Si vous souhaitez consulter les arrêtés, c’est par là :
https://www.pyrenees-atlantiques.gouv.fr/Politiques-publiques/Cadre-de-vie-eau-environnement-et-risques-majeurs/Consultation-du-public/Arretes-prefectoraux-reglementant-la-campagne-cynegetique-2021-2022
La procédure est toujours la même :
- Vous accédez sur la page de la préfecture à l’adresse suivante pour votre réponse :
https://www.pyrenees-atlantiques.gouv.fr/Contactez-nous/Par-theme
- Vous choisissez comme thème « environnement – consultation du public et comme sujet « Non aux arrêtés préfectoraux réglementant la campagne cynégétique 2021-2022 » (descendez dans la page proposée au niveau de la section « votre message », vous avez plusieurs thèmes dans un menu déroulant, à cet endroit vous pouvez sélectionner « environnement – consultation du public ».)

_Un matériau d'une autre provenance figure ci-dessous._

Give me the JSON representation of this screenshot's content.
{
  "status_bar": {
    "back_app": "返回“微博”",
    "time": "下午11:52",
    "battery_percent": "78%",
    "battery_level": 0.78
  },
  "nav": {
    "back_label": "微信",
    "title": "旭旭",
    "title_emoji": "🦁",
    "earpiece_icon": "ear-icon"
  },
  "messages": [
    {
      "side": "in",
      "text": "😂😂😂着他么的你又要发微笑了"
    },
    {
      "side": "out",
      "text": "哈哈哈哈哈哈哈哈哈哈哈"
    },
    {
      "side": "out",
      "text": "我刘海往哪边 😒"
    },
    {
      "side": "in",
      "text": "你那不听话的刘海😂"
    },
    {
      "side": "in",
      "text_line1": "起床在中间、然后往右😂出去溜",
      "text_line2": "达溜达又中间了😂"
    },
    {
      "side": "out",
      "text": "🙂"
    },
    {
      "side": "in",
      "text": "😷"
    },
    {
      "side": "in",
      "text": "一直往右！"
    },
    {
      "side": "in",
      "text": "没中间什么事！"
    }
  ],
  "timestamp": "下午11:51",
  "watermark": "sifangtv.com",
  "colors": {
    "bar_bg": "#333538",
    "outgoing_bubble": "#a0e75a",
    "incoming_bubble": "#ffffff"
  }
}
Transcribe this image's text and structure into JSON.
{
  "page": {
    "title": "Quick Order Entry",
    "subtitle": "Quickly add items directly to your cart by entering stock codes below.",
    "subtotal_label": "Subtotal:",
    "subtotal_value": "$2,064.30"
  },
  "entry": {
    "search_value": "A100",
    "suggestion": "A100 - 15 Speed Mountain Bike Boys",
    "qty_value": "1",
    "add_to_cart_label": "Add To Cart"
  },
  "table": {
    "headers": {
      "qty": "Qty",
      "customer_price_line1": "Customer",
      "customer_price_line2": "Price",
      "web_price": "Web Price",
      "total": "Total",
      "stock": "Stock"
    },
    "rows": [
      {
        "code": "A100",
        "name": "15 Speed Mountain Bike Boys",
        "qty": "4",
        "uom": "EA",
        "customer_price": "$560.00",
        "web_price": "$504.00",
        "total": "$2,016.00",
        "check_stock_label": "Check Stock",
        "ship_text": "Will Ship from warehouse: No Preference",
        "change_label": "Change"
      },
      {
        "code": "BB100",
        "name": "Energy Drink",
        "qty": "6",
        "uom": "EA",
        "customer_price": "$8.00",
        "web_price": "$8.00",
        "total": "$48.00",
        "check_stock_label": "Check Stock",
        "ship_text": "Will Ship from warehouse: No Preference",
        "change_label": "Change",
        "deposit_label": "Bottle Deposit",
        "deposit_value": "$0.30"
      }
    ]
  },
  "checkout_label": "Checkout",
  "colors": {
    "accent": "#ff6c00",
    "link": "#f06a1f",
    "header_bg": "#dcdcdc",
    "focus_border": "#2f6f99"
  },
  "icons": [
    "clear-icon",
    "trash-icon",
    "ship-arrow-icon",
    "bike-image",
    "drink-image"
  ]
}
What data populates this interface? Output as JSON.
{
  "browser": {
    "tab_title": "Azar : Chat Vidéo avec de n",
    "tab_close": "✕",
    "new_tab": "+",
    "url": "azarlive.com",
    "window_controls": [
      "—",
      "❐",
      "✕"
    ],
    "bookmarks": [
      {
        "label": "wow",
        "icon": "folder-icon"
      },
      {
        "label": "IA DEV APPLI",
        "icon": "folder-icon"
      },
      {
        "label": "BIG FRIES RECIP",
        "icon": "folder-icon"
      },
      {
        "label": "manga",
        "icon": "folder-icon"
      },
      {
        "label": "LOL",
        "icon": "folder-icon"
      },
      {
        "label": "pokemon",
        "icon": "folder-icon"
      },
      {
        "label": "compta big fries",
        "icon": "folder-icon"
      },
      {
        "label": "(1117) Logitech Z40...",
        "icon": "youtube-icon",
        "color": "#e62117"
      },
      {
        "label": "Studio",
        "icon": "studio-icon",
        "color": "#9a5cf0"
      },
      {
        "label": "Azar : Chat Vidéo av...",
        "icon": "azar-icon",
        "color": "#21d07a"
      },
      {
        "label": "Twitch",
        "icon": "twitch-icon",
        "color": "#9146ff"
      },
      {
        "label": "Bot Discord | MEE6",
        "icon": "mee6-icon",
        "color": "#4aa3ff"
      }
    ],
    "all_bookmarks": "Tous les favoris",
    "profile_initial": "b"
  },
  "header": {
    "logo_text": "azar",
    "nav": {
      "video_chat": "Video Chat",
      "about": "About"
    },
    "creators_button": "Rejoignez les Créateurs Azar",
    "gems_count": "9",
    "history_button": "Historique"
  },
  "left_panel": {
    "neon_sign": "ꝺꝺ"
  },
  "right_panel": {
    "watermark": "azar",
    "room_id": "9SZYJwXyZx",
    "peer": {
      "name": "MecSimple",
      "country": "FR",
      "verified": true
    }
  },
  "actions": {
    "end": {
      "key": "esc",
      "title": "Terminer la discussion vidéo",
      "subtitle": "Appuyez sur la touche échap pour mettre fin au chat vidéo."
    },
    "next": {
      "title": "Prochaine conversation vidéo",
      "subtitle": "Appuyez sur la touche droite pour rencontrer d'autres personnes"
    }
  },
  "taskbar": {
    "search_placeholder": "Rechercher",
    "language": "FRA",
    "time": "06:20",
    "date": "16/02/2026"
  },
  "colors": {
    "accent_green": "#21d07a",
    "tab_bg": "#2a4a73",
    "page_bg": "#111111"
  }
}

- Vous vous inspirez des arguments proposés ci-dessous pour le corps du message
- Vous envoyez votre message !
A vous de jouer !
Arguments dont vous pouvez vous inspirer sans faire de copier-coller, au risque que votre avis ne soit pas pris en compte :
Je m’oppose fermement aux projets d’arrêtés fixant les dates d’ouverture et clôture de la chasse pour la saison 2021-2022 dans le département des Pyrénées Atlantiques pour les raisons suivantes :
-Des espèces sur liste rouge de l’UICN sont encore inscrites aux plans de chasse telles que le mouflon et le Grand Tétras (déjà disparu des Alpes) qui sont classés vulnérables et la perdrix rouge qui est classée quasi menacée. Quel autre lobby en France peut ainsi se targuer d’avoir un pouvoir si important qu’il peut mettre en péril des espèces sauvages déjà menacées au profit d’une minorité ?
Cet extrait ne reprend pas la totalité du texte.